Solar clock in Loiano

17/09/2021

The solar clock, or sundial, is the earliest type of timekeeping device, which indicates the time of day by means of the position of the shadow of an object exposed to the sun’s rays. As the day progresses, the sun moves across the sky, causing the shadow of the object to move, indicating the passage of time.

The plane of the Sundial in Loiano is parallel to the horizon, and its 12.00 line passes through the plane of the Local Meridian, namely the North-South line. The length and direction of the shadow, which vary during the day, measure the flow of time.

The Babylonians, Egyptians, Greeks and Romans, as well as peoples of the Middle Ages, divided the day into hours using the variation of the shadow. The hours were unequal, or “temporal”. There were twelve hours during the day (from sunrise to sunset, the sixth hour indicated noon, the twelfth the sunset) and the same number of hours at night (from sunset to sunrise). The hours were equal during the same day, but the daylight hours were longer in summer and shorter in winter. Mid-afternoon, for instance, belonged to the kingdom of the night in winter, because the twelfth hour of light ended half an hour before our 5pm.
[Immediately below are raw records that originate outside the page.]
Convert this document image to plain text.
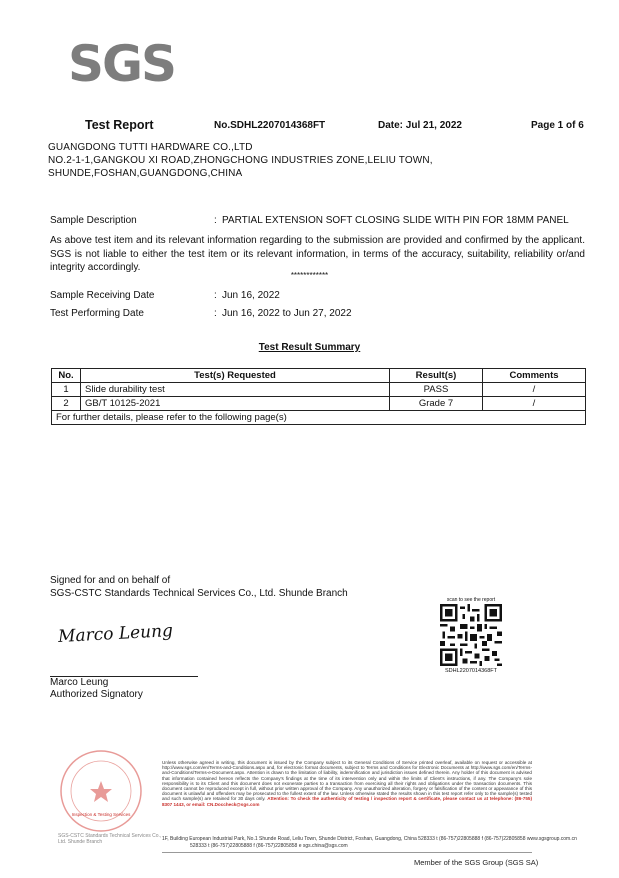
SGS
Test Report	No.SDHL2207014368FT	Date: Jul 21, 2022	Page 1 of 6
GUANGDONG TUTTI HARDWARE CO.,LTD
NO.2-1-1,GANGKOU XI ROAD,ZHONGCHONG INDUSTRIES ZONE,LELIU TOWN,
SHUNDE,FOSHAN,GUANGDONG,CHINA
Sample Description	: PARTIAL EXTENSION SOFT CLOSING SLIDE WITH PIN FOR 18MM PANEL
As above test item and its relevant information regarding to the submission are provided and confirmed by the applicant. SGS is not liable to either the test item or its relevant information, in terms of the accuracy, suitability, reliability or/and integrity accordingly.
************
Sample Receiving Date	: Jun 16, 2022
Test Performing Date	: Jun 16, 2022 to Jun 27, 2022
Test Result Summary
No.	Test(s) Requested	Result(s)	Comments
1	Slide durability test	PASS	/
2	GB/T 10125-2021	Grade 7	/
For further details, please refer to the following page(s)			
Signed for and on behalf of
SGS-CSTC Standards Technical Services Co., Ltd. Shunde Branch
Marco Leung
Marco Leung
Authorized Signatory
scan to see the report
SDHL2207014368FT
Inspection & Testing Services
SGS-CSTC Standards Technical Services Co., Ltd. Shunde Branch
Unless otherwise agreed in writing, this document is issued by the Company subject to its General Conditions of Service printed overleaf, available on request or accessible at http://www.sgs.com/en/Terms-and-Conditions.aspx and, for electronic format documents, subject to Terms and Conditions for Electronic Documents at http://www.sgs.com/en/Terms-and-Conditions/Terms-e-Document.aspx. Attention is drawn to the limitation of liability, indemnification and jurisdiction issues defined therein. Any holder of this document is advised that information contained hereon reflects the Company's findings at the time of its intervention only and within the limits of Client's instructions, if any. The Company's sole responsibility is to its Client and this document does not exonerate parties to a transaction from exercising all their rights and obligations under the transaction documents. This document cannot be reproduced except in full, without prior written approval of the Company. Any unauthorized alteration, forgery or falsification of the content or appearance of this document is unlawful and offenders may be prosecuted to the fullest extent of the law. Unless otherwise stated the results shown in this test report refer only to the sample(s) tested and such sample(s) are retained for 30 days only. Attention: To check the authenticity of testing / inspection report & certificate, please contact us at telephone: (86-755) 8307 1443, or email: CN.Doccheck@sgs.com
1F, Building European Industrial Park, No.1 Shunde Road, Leliu Town, Shunde District, Foshan, Guangdong, China 528333 t (86-757)22805888 f (86-757)22805858 www.sgsgroup.com.cn
528333 t (86-757)22805888 f (86-757)22805858 e sgs.china@sgs.com
Member of the SGS Group (SGS SA)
This time of day was still in full sunlight during the summer, in which it  corresponded approximately to the ninth of the twelve hours of light.

The Church maintained the division of the day into twelve hours. The Benedictine Rule introduced the canonical hours, the hours that marked the prayer. Morning at first dawn, First hour at sunrise, Third hour at mid-morning, Sixth hour at noon, Ninth hour at mid-afternoon, Vesper at sunset, Compline one hour after sunset, Night prayer over the eight twelfths of the night. Keeping the same time reference points (sunrise, the culmination of the Sun, and sunset), the canonical hours replaced the hours inherited by the Romans.

Mechanical clocks, from the 1300s onward, started the beginning of a great revolution in the measure of time. The hours became twenty-four. They also began to indicate the beginning and end of the workers’ day and the market’s opening and closing times. Therefore, work was no longer measured in days, depending on the motion of the Sun, but in abstract and secular hours. The time of the merchant replaced the canonical hours. In Italy, the twenty-four hours were numbered from evening to evening and dawn and noon fell at different times depending on the season.  Dawn moved almost four hours during the year and noon (6 pm on the equinox) fell between 5 pm and 7 pm. Almost daily, a clock adjustment was necessary in order  to keep it in phase with the passing of the seasons. Unlike in cities, life in the countryside continued to be regulated for many more years by the “natural” clock, namely, by the Sun and the canonical hours.

In other European countries, the measurement of time evolved with the division of the day into two equal 12-hour periods. They started at noon and midnight and were indifferent to dawn and sunset. In this way, the clock no longer had to be adjusted daily. A sundial was enough to periodically verify the conformity of operation.

In the first decades of the eighteenth century the pendulum used to regulate the movement of clocks increased in precision. Many understood that the Sun was no longer a suitable instrument for measuring time. Its apparent motion along the ecliptic, indeed, was not regular and the Sun did not pass through the meridian every 24 hours. Compared to the time indicated by a clock, the Sun shows noon with a difference between 16 minutes more and 14 minutes less (this difference between the true solar time and the uniform time of the clock is called the equation of time). These extreme values are reached only twice a year: in general the difference remains within five minutes (for about 200 days) and in four days the indications are the same.

The clock became the “real” regulator of time. A fictitious Sun was born, one that moved regularly. The average time had been created, the time of the clock.

Visiting hours

The Sun clock can always be visited during the day and is located outside the Cassini Telescope.